Private life insurance companies have resumed buying bonds, both government and corporate, on the back of attractive levels and a good increase in new premiums. These life insurers have seen a 10 per cent growth in new business premiums in the current financial year (up to November) allowing them to have a higher investable surplus, compared with the same period in FY14 when the sector witnessed a fall owing to the macro-economic conditions.
According to Nirakar Pradhan, chief investment officer of Future Generali India Life Insurance, the December-March period is the busy season when fund inflows pick up.
“We are again buying bonds because yields have gone up and the expectation is that by end-March, yields could fall sharply from current levels. Inflation is on a downward trend and we expect there may be a rate cut by RBI (Reserve Bank of India). We are getting inflows in the form of premiums from new business as well as renewals,” he said.
The yield on the 10-year bond yield had dropped to a near 17-month low of 7.83 per cent earlier this month and from there, the yield has climbed to 7.96 per cent as on Wednesday. Yields started falling owing to hopes of a rate cut in the fourth quarter of the current financial. However, the recent correction in yields is attributed to profit booking by traders and weakness in the rupee.
According to Pradhan, the growth in premiums has been better than last year. “The growth in premiums has been due to change in the investment climate after the new government took over.”
Private life insurers have gained a big jump in premiums, on the back of the market rally. A senior life insurance investment official said there has been a renewed interest in Unit-Linked Insurance Products (Ulips) owing to the rise in the Sensex. “Ulips usually have a higher ticket size than traditional products and that has automatically contributed to the premium growth,” he said.
Attractive levels in the corporate bond segment are another reason. Badrish Kulhalli, head of fixed income at HDFC Life, said that in corporate bonds the levels are very attractive to make investments because the spreads over government bonds has increased. “For insurance companies, the interest is more in corporate bonds thanks to attractive spreads. By end-March, yields are likely to be lower by 20-25 basis points from current levels. By March, we will be close to a rate cut or we would have had a rate cut, so bond yields will be lower,” he said.
During April-June 2014, insurance companies were not able to tap the recent rally in the bond market due to an earlier decision of duration-cut in their debt papers. This was because they did not expect RBI to take a dovish stance in the monetary policy review held then.
S Prabhu, vice-president and head (fixed income) at IDBI Federal Life Insurance said the spreads in corporate bonds widened recently and issuance of paper has also increased. “We anticipate substantial flows into the insurance sector over the next quarter and consequently buying interest in bonds is expected to be strong,” he said.
RBI increased the repo rate - the rate at which banks borrow from the central bank - by 25 basis points in January and since then it stood at eight per cent.
In the fifth bi-monthly monetary policy review earlier this month, RBI governor Raghuram Rajan said a change in the monetary policy stance was likely early next year, should improvements in inflation and fiscal health continue.
According to Nirakar Pradhan, chief investment officer of Future Generali India Life Insurance, the December-March period is the busy season when fund inflows pick up.
The yield on the 10-year bond yield had dropped to a near 17-month low of 7.83 per cent earlier this month and from there, the yield has climbed to 7.96 per cent as on Wednesday.

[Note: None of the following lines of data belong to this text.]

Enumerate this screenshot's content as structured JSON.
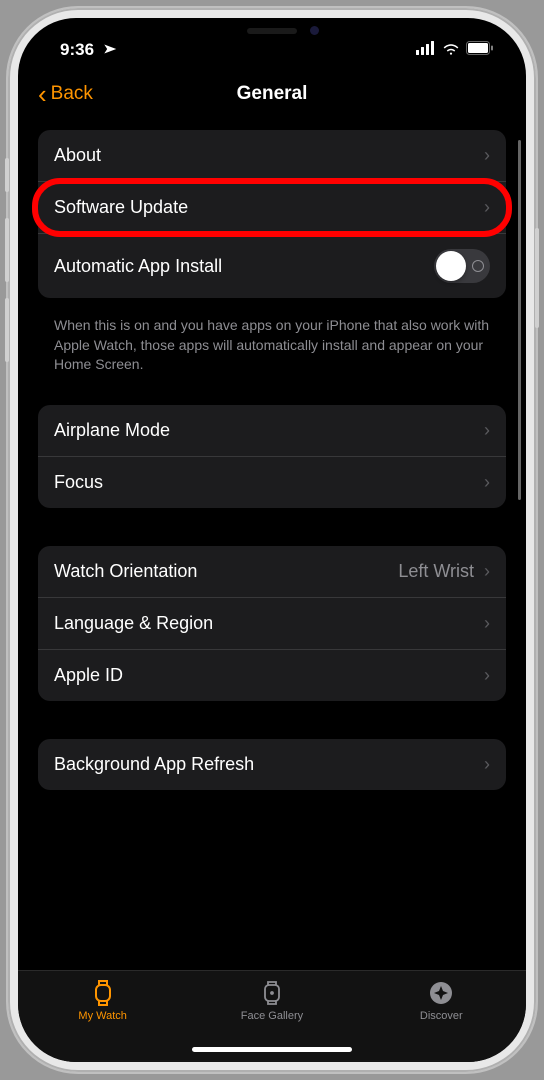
{
  "statusBar": {
    "time": "9:36"
  },
  "nav": {
    "back": "Back",
    "title": "General"
  },
  "sections": {
    "group1": {
      "about": "About",
      "softwareUpdate": "Software Update",
      "autoInstall": "Automatic App Install",
      "autoInstallOn": false,
      "footer": "When this is on and you have apps on your iPhone that also work with Apple Watch, those apps will automatically install and appear on your Home Screen."
    },
    "group2": {
      "airplaneMode": "Airplane Mode",
      "focus": "Focus"
    },
    "group3": {
      "watchOrientation": "Watch Orientation",
      "watchOrientationValue": "Left Wrist",
      "languageRegion": "Language & Region",
      "appleId": "Apple ID"
    },
    "group4": {
      "backgroundAppRefresh": "Background App Refresh"
    }
  },
  "tabs": {
    "myWatch": "My Watch",
    "faceGallery": "Face Gallery",
    "discover": "Discover"
  }
}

Yields started falling owing to hopes of a rate cut in the fourth quarter of the current financial. However, the recent correction in yields is attributed to profit booking by traders and weakness in the rupee.
According to Pradhan, the growth in premiums has been better than last year. “The growth in premiums has been due to change in the investment climate after the new government took over.”

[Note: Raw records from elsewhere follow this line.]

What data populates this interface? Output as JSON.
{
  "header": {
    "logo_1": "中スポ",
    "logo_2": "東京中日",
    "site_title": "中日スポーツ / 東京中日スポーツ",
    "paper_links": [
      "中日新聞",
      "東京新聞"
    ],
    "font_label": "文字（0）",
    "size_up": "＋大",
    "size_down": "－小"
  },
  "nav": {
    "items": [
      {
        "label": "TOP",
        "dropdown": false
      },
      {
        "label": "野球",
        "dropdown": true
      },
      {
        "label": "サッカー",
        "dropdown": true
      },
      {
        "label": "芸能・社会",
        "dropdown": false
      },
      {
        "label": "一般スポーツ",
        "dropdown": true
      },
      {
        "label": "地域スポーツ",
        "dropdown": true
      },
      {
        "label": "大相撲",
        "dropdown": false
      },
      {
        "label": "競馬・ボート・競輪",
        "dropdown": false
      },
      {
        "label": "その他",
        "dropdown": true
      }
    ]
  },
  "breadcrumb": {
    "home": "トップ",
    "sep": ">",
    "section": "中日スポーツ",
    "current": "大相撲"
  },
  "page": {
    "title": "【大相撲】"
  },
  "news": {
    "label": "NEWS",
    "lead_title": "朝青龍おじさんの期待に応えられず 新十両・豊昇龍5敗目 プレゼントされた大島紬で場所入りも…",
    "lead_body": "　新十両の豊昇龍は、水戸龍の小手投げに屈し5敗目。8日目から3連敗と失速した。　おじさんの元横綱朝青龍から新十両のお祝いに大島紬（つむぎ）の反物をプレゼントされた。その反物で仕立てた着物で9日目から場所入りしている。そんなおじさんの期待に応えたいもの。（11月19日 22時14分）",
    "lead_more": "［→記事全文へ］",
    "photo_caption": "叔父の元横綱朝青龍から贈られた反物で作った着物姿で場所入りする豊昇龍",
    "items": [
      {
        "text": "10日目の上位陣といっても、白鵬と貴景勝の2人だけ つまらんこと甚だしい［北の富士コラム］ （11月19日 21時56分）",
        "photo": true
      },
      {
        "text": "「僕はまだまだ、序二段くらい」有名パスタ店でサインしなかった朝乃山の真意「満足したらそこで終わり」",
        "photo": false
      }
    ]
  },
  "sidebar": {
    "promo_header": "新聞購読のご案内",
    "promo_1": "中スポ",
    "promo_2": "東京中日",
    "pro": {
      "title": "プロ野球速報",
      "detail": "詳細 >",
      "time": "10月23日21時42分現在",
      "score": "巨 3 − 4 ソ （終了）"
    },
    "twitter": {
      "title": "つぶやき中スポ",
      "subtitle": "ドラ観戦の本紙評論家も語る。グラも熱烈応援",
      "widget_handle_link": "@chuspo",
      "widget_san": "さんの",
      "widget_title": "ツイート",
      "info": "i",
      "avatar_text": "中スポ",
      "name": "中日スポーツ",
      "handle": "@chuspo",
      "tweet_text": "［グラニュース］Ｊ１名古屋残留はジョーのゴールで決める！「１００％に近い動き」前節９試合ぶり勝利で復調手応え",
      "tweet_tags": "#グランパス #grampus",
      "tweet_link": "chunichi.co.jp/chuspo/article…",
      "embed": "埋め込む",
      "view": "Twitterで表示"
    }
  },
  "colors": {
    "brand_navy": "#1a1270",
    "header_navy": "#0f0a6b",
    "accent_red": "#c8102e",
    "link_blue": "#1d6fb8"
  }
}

Private life insurers have gained a big jump in premiums, on the back of the market rally. A senior life insurance investment official said there has been a renewed interest in Unit-Linked Insurance Products (Ulips) owing to the rise in the Sensex. “Ulips usually have a higher ticket size than traditional products and that has automatically contributed to the premium growth,” he said.

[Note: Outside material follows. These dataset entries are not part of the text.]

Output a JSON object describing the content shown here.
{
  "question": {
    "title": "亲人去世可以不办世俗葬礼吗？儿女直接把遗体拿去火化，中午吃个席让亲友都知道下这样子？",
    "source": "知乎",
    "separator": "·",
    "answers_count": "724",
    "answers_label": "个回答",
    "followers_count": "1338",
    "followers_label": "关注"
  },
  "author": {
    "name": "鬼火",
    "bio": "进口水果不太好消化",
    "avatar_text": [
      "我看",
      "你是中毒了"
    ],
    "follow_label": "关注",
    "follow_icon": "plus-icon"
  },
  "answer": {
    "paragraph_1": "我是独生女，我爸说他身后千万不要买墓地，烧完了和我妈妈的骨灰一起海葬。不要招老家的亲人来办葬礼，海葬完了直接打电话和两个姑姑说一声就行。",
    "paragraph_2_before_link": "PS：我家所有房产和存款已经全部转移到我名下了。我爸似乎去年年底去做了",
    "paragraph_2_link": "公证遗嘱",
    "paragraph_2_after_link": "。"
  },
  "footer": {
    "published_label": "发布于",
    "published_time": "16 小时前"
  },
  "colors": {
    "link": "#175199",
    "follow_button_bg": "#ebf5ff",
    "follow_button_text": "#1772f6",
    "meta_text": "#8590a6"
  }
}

Attractive levels in the corporate bond segment are another reason. Badrish Kulhalli, head of fixed income at HDFC Life, said that in corporate bonds the levels are very attractive to make investments because the spreads over government bonds has increased. “For insurance companies, the interest is more in corporate bonds thanks to attractive spreads. By end-March, yields are likely to be lower by 20-25 basis points from current levels. By March, we will be close to a rate cut or we would have had a rate cut, so bond yields will be lower,” he said.
During April-June 2014, insurance companies were not able to tap the recent rally in the bond market due to an earlier decision of duration-cut in their debt papers. This was because they did not expect RBI to take a dovish stance in the monetary policy review held then.
S Prabhu, vice-president and head (fixed income) at IDBI Federal Life Insurance said the spreads in corporate bonds widened recently and issuance of paper has also increased. “We anticipate substantial flows into the insurance sector over the next quarter and consequently buying interest in bonds is expected to be strong,” he said.
In the fifth bi-monthly monetary policy review earlier this month, RBI governor Raghuram Rajan said a change in the monetary policy stance was likely early next year, should improvements in inflation and fiscal health continue.